Gelişmiş bir yapay zekanın mutlak kontrolü altındaki bir toplumda geçen "İtaat", insanların her adımının algoritmalar tarafından belirlendiği distopik bir dünyayı konu alıyor. Sistemin kurallarına sorgusuz sualsiz uyan insanlar, özgür iradelerini yitirerek adeta birer makineye dönüşmüştür.
Genç bir kadın olan baş karakter, başlangıçta bu düzenin bir parçası olsa da zamanla yapay zekanın baskıcı yönetiminin tehlikelerini fark etmeye başlar.
Karakter, yapay zekanın kendisine ve sevdiklerine dayattığı yaşam biçimine karşı içten içe bir direnç geliştirir.
Sistemin kusursuz görünen yüzeyinin altında yatan çatlakları keşfettikçe, bu düzene meydan okumaya karar verir.

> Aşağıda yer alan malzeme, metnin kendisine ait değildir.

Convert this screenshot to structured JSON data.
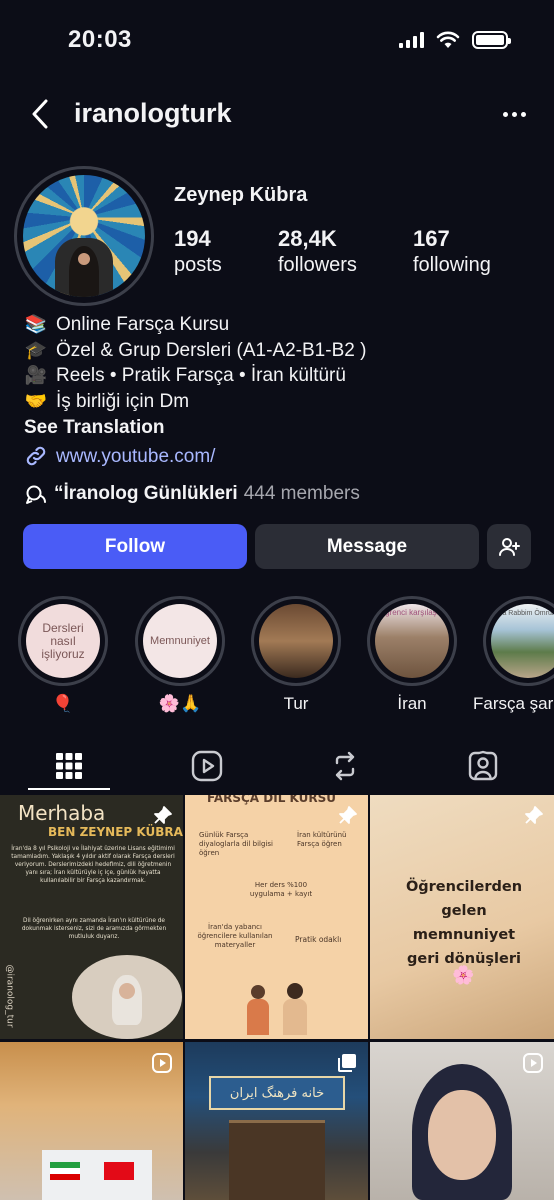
{
  "status": {
    "time": "20:03"
  },
  "nav": {
    "username": "iranologturk"
  },
  "profile": {
    "name": "Zeynep Kübra",
    "stats": [
      {
        "value": "194",
        "label": "posts"
      },
      {
        "value": "28,4K",
        "label": "followers"
      },
      {
        "value": "167",
        "label": "following"
      }
    ],
    "bio": [
      {
        "emoji": "📚",
        "text": "Online Farsça Kursu"
      },
      {
        "emoji": "🎓",
        "text": "Özel & Grup Dersleri (A1-A2-B1-B2 )"
      },
      {
        "emoji": "🎥",
        "text": "Reels • Pratik Farsça • İran kültürü"
      },
      {
        "emoji": "🤝",
        "text": "İş birliği için Dm"
      }
    ],
    "see_translation": "See Translation",
    "link": "www.youtube.com/",
    "channel": {
      "name": "“İranolog Günlükleri",
      "members": "444 members"
    }
  },
  "actions": {
    "follow": "Follow",
    "message": "Message"
  },
  "highlights": [
    {
      "cover": "Dersleri nasıl işliyoruz",
      "label": "🎈"
    },
    {
      "cover": "Memnuniyet",
      "label": "🌸🙏"
    },
    {
      "cover": "",
      "label": "Tur"
    },
    {
      "cover": "Öğrenci karşılaştık",
      "label": "İran"
    },
    {
      "cover": "Ya Rabbim Ömrüm",
      "label": "Farsça şar"
    }
  ],
  "posts": {
    "p1_title": "Merhaba",
    "p1_subtitle": "BEN ZEYNEP KÜBRA",
    "p1_body": "İran'da 8 yıl Psikoloji ve İlahiyat üzerine Lisans eğitimimi tamamladım. Yaklaşık 4 yıldır aktif olarak Farsça dersleri veriyorum. Derslerimizdeki hedefimiz, dili öğretmenin yanı sıra; İran kültürüyle iç içe, günlük hayatta kullanılabilir bir Farsça kazandırmak.",
    "p1_body2": "Dil öğrenirken aynı zamanda İran'ın kültürüne de dokunmak isterseniz, sizi de aramızda görmekten mutluluk duyarız.",
    "p1_handle": "@iranolog_tur",
    "p2_title": "FARSÇA DİL KURSU",
    "p2_items": [
      "Günlük Farsça diyaloglarla dil bilgisi öğren",
      "İran kültürünü Farsça öğren",
      "Her ders %100 uygulama + kayıt",
      "İran'da yabancı öğrencilere kullanılan materyaller",
      "Pratik odaklı"
    ],
    "p3_text": "Öğrencilerden gelen memnuniyet geri dönüşleri",
    "p5_sign": "خانه فرهنگ ایران"
  },
  "colors": {
    "accent": "#4a5cf6",
    "background": "#0c0d17",
    "button": "#2b2d36",
    "link": "#a9b8ff"
  }
}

Ancak her adımı izlenen ve kontrol edilen bir dünyada özgürlük arayışı, beklenmedik riskler barındırmaktadır.
Yakın çevresindeki insanları da bu mücadelenin bir parçası haline getirmeye çalışan genç kadın, yapay zekanın otoritesini sarsacak bir hareketin öncüsü olur. Toplumun sessiz çoğunluğunun kabullenmiş göründüğü bu baskıcı düzen, onun cesaretiyle sarsılmaya başlar.
Ancak sistem, itaatsizliği en sert şekilde cezalandırmaya hazırdır.